Tan was cautious when asked to comment on reports of soaring property prices, following the Iskandar Malaysia development.

"It's true that following extensive promotion, Iskandar Malaysia captured a lot of foreign interest and things started looking up.

"Unfortunately, the present slowdown set in soon after that. So recovery has been derailed a bit."

House prices in Johor fell nearly 25 per cent following the 1997-98 economic crisis.

A two-storey house in Perling, Johor Baru, which sold for RM280,000 in 1997 will fetch about RM180,000 today.

Tan said although this trend was likely to continue next year, there could be some light at the end of the tunnel next year.

"For instance, about four years ago, a company bought 12ha of commercial land at RM30psf for a large department store in Johor Baru. More recently, they bought another plot of land but this time at RM65psf.

"Even in these uncertain times this company was willing to pay twice the price for this new piece of land. This is a sign that we're slowly moving towards better times, most probably in 2011 or 2012."

The next two years, Tan said, will be a time for Iskandar Malaysia to build up its foundation and strengthen ties with new and prospective investors.

He suggested that Iskandar Malaysia stop depending on foreign investments for the next couple of years.

"I've heard local investors claim that they're not given a level playing field.
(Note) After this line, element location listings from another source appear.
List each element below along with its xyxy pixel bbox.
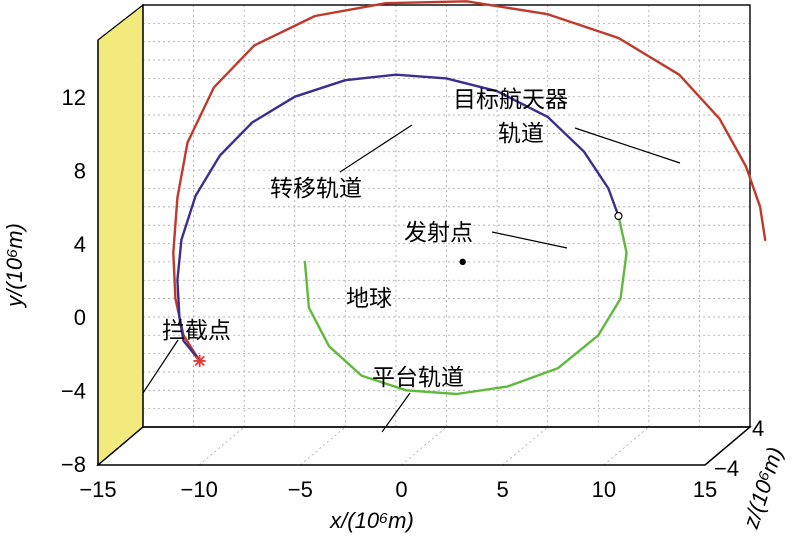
y-tick-label: −4: [61, 379, 86, 404]
label-platform-orbit: 平台轨道: [372, 365, 464, 391]
grid-line-floor: [502, 426, 548, 466]
series-group: [172, 0, 767, 396]
depth-axis-line: [704, 426, 751, 466]
y-axis-label: y/(10⁶m): [2, 223, 27, 309]
leader-platform-orbit: [381, 392, 411, 433]
z-axis-label: z/(10⁶m): [738, 444, 788, 532]
leader-transfer-orbit: [339, 124, 413, 173]
intercept-point-marker: [193, 354, 206, 367]
launch-point-marker: [614, 211, 623, 221]
y-tick-label: 8: [74, 158, 86, 183]
side-wall: [97, 3, 144, 467]
y-tick-label: 4: [74, 232, 86, 257]
z-tick-neg4: −4: [714, 456, 739, 481]
x-tick-label: −15: [79, 477, 116, 502]
y-tick-label: −8: [61, 452, 86, 477]
x-tick-label: 0: [395, 477, 407, 502]
x-tick-label: 15: [693, 477, 717, 502]
grid-line-floor: [401, 426, 447, 466]
series-line: [172, 0, 767, 363]
label-earth: 地球: [346, 286, 392, 312]
leader-target-orbit: [574, 127, 681, 164]
y-tick-label: 12: [62, 85, 86, 110]
x-tick-label: −5: [288, 477, 313, 502]
grid-line-floor: [198, 426, 245, 466]
label-intercept-point: 拦截点: [162, 318, 231, 344]
x-tick-label: −10: [181, 477, 218, 502]
series-line: [303, 214, 628, 396]
x-tick-label: 5: [497, 477, 509, 502]
label-transfer-orbit: 转移轨道: [270, 176, 362, 202]
earth-marker: [459, 258, 466, 266]
grid-line-floor: [300, 426, 346, 466]
leader-launch-point: [491, 231, 568, 249]
x-tick-labels: −15 −10 −5 0 5 10 15: [79, 477, 717, 502]
z-tick-4: 4: [752, 416, 764, 441]
points-group: [193, 211, 623, 367]
x-axis-label: x/(10⁶m): [329, 508, 414, 533]
grid-line-floor: [603, 426, 650, 466]
label-target-orbit-line1: 目标航天器: [453, 87, 568, 113]
series-line: [176, 73, 620, 363]
y-tick-label: 0: [74, 305, 86, 330]
x-tick-label: 10: [592, 477, 616, 502]
y-tick-labels: −8 −4 0 4 8 12: [61, 85, 86, 477]
label-target-orbit-line2: 轨道: [498, 121, 544, 147]
leader-intercept-point: [142, 339, 179, 394]
label-launch-point: 发射点: [404, 220, 473, 246]
floor-frame: [96, 426, 752, 466]
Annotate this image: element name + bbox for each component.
For the next two years, make it easier for local investors to set up in Iskandar Malaysia. Why not offer incentives for local companies to come in.

"The reason I'm suggesting this is because foreign investors first need to get their own house in order before they can invest overseas whereas Iskandar Malaysia cannot wait, it has to continue.

"And in the meantime, where else do we get investors from, but from our own shores," he said.

Despite the uncertainties surrounding the current business climate, Tan was hopeful about the property market in Johor.

"We're at the stage of building a foundation for Iskandar Malaysia, which is made easier with the close collaboration of the federal and state governments and the private sector.

"With that in mind, we can work towards recovery, which I believe we can expect to see in 2012," he said.